Case study: Espa Life at Corinthia
ESPA Life at Corinthia is a hotel spa in London that opened in July 2011. Melissa Culver is the spa's treatments manager.
"The retail area at Espa Life at Corinthia forms an integral part of our main reception area with the full range of Espa products being both visible and accessible to clients. It is open plan, light and spacious, and clients are able to easily test and sample our products. It has its own retail check-out point where there is also the facility for gift wrapping.

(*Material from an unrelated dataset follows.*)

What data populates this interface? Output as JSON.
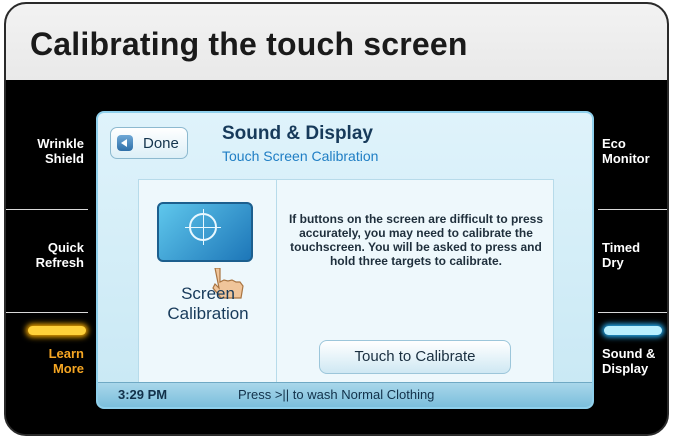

"I work closely with our dedicated retail specialist and review our sales on a monthly basis. Our Espa business development manager is always happy to assist where necessary in ensuring our displays are relevant and current. We only tend to change our point of sale in line with Espa promotions and new product launches as our product display area is such an iconic part of our overall reception that we do not feel the need to change it."
Case study: Adamina Spa
Adamina Spa is a day spa based in Kensington, London. It opened five years ago, and was relaunched earlier this year as a Concept Spa by Italian skincare brand Comfort Zone. Karine Veniere is the general manager.
"We have a fabulous retail area in the large, bright reception. We kept the main features of the spa when relaunching, and just refreshed the reception area. Comfort Zone is colour coded by range so the products really stand out against the white walls.
"We have the Comfort Zone experience lightbox tables and think they are fantastic. They are comfortable to use, have lights underneath, are interactive and don't intimidate people. We have two in the main area and one in the back where people wait, mainly for waxing.
"Most of the retail sales are from the experience tables because that's where people get to play with the products. We get a big pick-up from testers we have in the changing rooms as well. In the last three months since our relaunch, our retail has increased by 30%."
Case study: Richard Ward Hair & Metrospa
Richard Ward Hair & Metrospa was refurbished in 2011. Gavin Hoare is the salon manager.
"Our retail area occupies the ground floor of the salon. The space is divided up with the reception team situated opposite our fitted, illuminated retail shelves. We have a central display unit, which is on wheels so it can easily be moved around the space on delivery days to maximise floor space when needed. In addition to this, we have three jewellery display units located on the walls and in the window recess. At the foot of the stairs leading to the salon and ground floor passageway we have a recessed display unit and three wall-mounted, locked display units, which we use to house all our electrical retail goods such as hair dryers and curling tongs.
"Our retail area accounts for around 8% of the turnover for the business, and since the refurbishment we have had a steady growth on the returns from our retail space."